As data grows in value to businesses, cybercriminals actively monitor businesses to understand exactly what data they collect and store.
How much data do businesses now store? With more being created in the last two years than every previous year combined, it shouldn’t be surprising that it’s a lot.
Add on top of this the massive impact the adoption of IoT devices will have on the amount of data being produced, and this growth shows no signs of slowing down. Data is now intrinsic to understanding market trends and customer demand, and its value to a business and impact on bottom lines has grown.
Data’s value has grown so much in recent years that most businesses (85%) believe it is now worth the same as currency for solving business challenges. In particular, most are likely to use their data to improve customer experiences (70%) and monitor demand (56%). The data that organisations hold is becoming their unique selling point and, in an increasingly competitive market, any data that sets a business aside from its competitors is worth a great deal.
However, this data is only valuable if the integrity of the data is maintained. If it’s changed by a hacker, it could lead to companies making decisions based on inaccurate data, which could have catastrophic effects. Companies also need to ensure they can be held accountable to things like audits and data is an integral way of verifying issues. If the data is incorrect, it could lead to wrongful convictions, which can have serious damage on a company.
Consequently, hackers are constantly looking for ways to leverage this data for their own benefit, by selling it to competitors or manipulating it to disrupt a business. They can do this by changing sales figures to alter the value of a business’ stocks, for example. In light of data’s value, and the newly announced data protection laws in the UK, it is crucial that businesses understand how to not only manage it but also how to store it. Under these laws, any business handling citizen data will be liable for severe fines in the event of a data breach, and potentially lose sales due to damaged customer confidence.
Data is valuable to businesses, and hackers
As data grows in value to businesses, cybercriminals actively monitor businesses to understand exactly what data they collect and store. This is then analysed to predict what would make them the most money if it could be acquired. As cybercriminals develop this intelligence, businesses must make sure they know the true value of the data they hold as well.
Typically, the data which holds the most value is customer information, or personally identifiable information (PII). PII helps businesses personalise their offerings, and predict market trends. Through information such as dates of birth and payment details, customers and other affiliated individuals can be identified and their financial and other personal data compromised.

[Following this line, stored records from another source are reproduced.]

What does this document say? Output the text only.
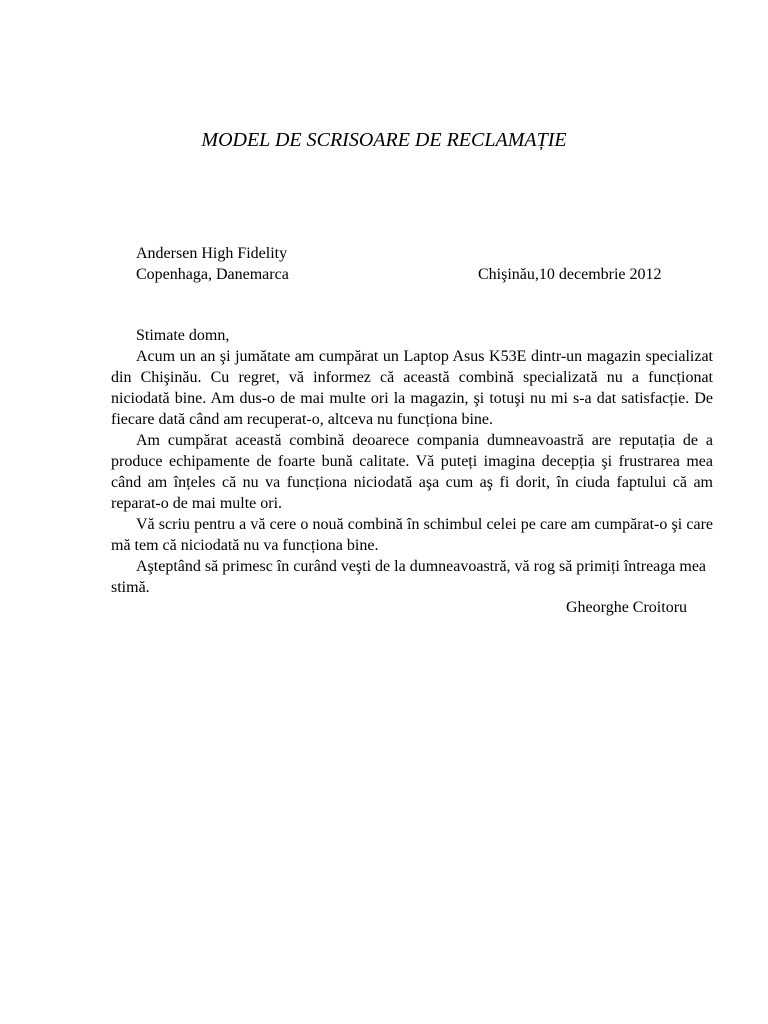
MODEL DE SCRISOARE DE RECLAMAȚIE
Andersen High Fidelity
Copenhaga, Danemarca	Chişinău,10 decembrie 2012
Stimate domn,

Acum un an şi jumătate am cumpărat un Laptop Asus K53E dintr-un magazin specializat din Chişinău. Cu regret, vă informez că această combină specializată nu a funcționat niciodată bine. Am dus-o de mai multe ori la magazin, şi totuşi nu mi s-a dat satisfacție. De fiecare dată când am recuperat-o, altceva nu funcționa bine.

Am cumpărat această combină deoarece compania dumneavoastră are reputația de a produce echipamente de foarte bună calitate. Vă puteți imagina decepția şi frustrarea mea când am înțeles că nu va funcționa niciodată aşa cum aş fi dorit, în ciuda faptului că am reparat-o de mai multe ori.

Vă scriu pentru a vă cere o nouă combină în schimbul celei pe care am cumpărat-o şi care mă tem că niciodată nu va funcționa bine.

Aşteptând să primesc în curând veşti de la dumneavoastră, vă rog să primiți întreaga mea stimă.

Gheorghe Croitoru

Alternatively, they could use data such as recent purchases to target customers with social engineering. With this information, a hacker could pose as a trusted organisation, such as a bank, to convince targets to part with further personal information. Businesses that do not encrypt PII held with them risk it being stolen, sold to competitors or exposed publicly. Despite this, our research found that over a third of businesses still do not encrypt valuable information such as customer (35%) or payment (32%) data.
Historically, businesses have relied on cybersecurity measures which protect their networks and perimeters to secure themselves. This failure to encrypt PII may stem from the majority (86%) of businesses being confident that the data their company holds would be secure in the event of a data breach. This indicates that there is a lack of understanding amongst businesses between securing their networks and securing their data.
The belief that a secure network equals secure data has led to confidence in measures such as static passwords, which restrict access to networks. However, while over two thirds (69%) of businesses are using static passwords to protect data, even the most complex passwords will not adequately protect data. Put simply: there’s no such thing as a safe password
Another consequence is that many businesses are prioritising their perimeter security, which includes measures such as firewalls, IDPS, AV, content filtering and anomaly detection. Much like passwords, perimeter security is largely ineffective against sophisticated cyberattacks. Despite this, three quarters (76%) of businesses have increased investment in perimeter security systems to protect themselves from external attackers.
With new data protection regulations rapidly approaching, cybersecurity requirements under law are set to change in the UK. Those businesses that have been pouring their investment into perimeter security are going to find that they have failed to do the most important thing: protect their data at its source. This is where the most risks are for businesses and where they need to focus their efforts in security. By failing to introduce fundamental security measures such as encryption and two factor authentication, businesses are effectively leaving their data unprotected and easy to steal or manipulate.
Investment in cybersecurity has clearly become more of a focus for businesses as they become aware of the value of the data it protects. If data is considered to be as important as currency, then it needs to be guarded as closely as the gold in Fort Knox. The gap in understanding of the correct cybersecurity solutions is now standing in the way of complying with data protection laws. Before long, the businesses that don’t improve their cybersecurity will face severe legal, financial and reputational consequences. Perimeter security doesn’t provide enough protection, and businesses must introduce the correct security protocols to secure the data at its source.